I'll spare you the other two talks - neat as they were, I didn't take notes for them. I'd love to do something on Del Toro's work, so I was all edge-of-my-seat there ;)
After that came lunch at a tasty little cafe across the street in what I must assume is a mall of some sort. There's a nice open noshing area, so I had my handmade bread-and-roast beef/pesto pasta salad side in peace in the shade. There were fountains:
Nice smokestack look....And there's my other complaint about the esthetics:
After lunch, I scoped out the Grand Pavilion hallway (the room I was going to present in was a Grand Pavilion room. Not that grand, really, but the name's funny.)
Gotta love the "under glass" setting on the camera...
At this point, I settled in for a panel of all Romero, all the time. There were 3 talks, all on Living Dead films (titles snipped)- one was "Zombies with a Conscience: Historical Perspectives" for Night of the Living Dead; another was "Media and the American Dream" for Dawn and Diary
; and "Media Democratization and Perceptions of Reality" for Diary. I was too caught up to take many notes on these, sadly. I liked the commentary on the problem of the American Dream, and what it does to those pursuing it, how it jars with reality, and of course how it all plays out on film.
The third paper was delivered in wonderfully cranky, near Louis Black style, railing against the "zombification" engendered by the orgy of media outlets we're surrounded by - the dependency, the egoism, the general adoption of relativism which almost becomes nihilism, and yet the yammering about the preciousness of truth and trust.
Quite, quite fun! :) And a good way to warm up, as our presentations were right after. Those went really well. I of course tripped over my own tongue a couple times, and had to sacrifice two non-essential paragraphs for the sake of timing (we had more time than I planned for, so I slowed my speech rate and ended up filling my 20 minute slot!) Dr. Sutton went next, and his went over well - lots of poise, better intonation, and laughs thanks to the Harry Potter fanfic connection. Our panel chair wrapped up for us with "Zombie Sociology and the Politics of Survival" and we had a nice Q&A period after. Dr. Sutton was nice enough to steer an audience question towards me fairly early on, then we all three of us had a nice volley going. I feel like I redeemed myself there - actually felt more relaxed there than presenting. I figured i'd stammer at any direct query, but all was well. No pissy replies, no attack questions - good vibes all round!

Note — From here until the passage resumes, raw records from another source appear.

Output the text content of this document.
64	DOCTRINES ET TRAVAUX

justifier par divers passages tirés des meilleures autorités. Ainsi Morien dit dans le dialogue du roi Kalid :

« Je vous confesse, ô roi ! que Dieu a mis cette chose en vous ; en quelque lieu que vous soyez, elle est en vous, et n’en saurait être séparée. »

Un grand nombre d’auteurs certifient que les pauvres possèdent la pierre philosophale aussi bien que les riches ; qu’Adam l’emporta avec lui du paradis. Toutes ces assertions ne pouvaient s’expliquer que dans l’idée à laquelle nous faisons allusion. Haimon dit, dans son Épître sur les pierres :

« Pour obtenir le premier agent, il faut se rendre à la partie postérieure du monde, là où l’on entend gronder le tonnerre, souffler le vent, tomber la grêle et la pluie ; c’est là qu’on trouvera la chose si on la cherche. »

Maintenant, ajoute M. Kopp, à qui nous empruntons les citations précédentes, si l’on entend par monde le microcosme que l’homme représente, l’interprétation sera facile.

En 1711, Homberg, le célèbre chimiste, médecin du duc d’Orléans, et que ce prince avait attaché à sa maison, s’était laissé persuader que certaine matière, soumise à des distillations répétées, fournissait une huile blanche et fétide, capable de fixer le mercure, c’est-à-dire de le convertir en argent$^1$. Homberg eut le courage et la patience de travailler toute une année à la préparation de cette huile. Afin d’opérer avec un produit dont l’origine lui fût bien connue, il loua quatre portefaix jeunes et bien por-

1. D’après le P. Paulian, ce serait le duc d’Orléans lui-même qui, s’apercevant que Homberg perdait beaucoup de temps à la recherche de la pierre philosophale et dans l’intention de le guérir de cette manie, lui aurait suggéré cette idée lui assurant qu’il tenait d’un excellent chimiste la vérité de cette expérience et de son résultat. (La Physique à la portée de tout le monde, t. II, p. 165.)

I shall wrap up with snaps of the victory dinner. Dr. Sutton treated me in celebration - it was a Brazilian place, so we were happy with meat on sticks. I got some bananas and rice'n'beans on as well....After that we pretty much rolled ourselves back to the hotel to digest.
A wonderfully politically-incorrect salad (well, maybe not that bad - corn, beans, cheese, field greens, spinach...honey mustard dressing;)
The turning of the meat indicator was quite an event....
The bill was delivered on what I thought was a thick plastic tray, but ended up being this calculator looking thing with a survey on it. I found the questions too funny, especially this one:

In the interests of propriety, I kept the barrage of double entendres to myself, but I did not restrain a single Beavis and Butthead chuckle at this one ;)
2 comments:
hooray hooray hooray
This sounds like a truly triumphant day. Thanks so much for the pictures. I really wish I had been there. You are the best!
aww, shucks! i try :) it really went well. Yesterday, a random dude (tm) came up to me at another panel and complimented the folklore/plague/zomb connection - it was cool to hear it from a general person, as well.
Validation - yay! I'm realy glad you "made" (encouraged, of course!) me do this - it's been a blast.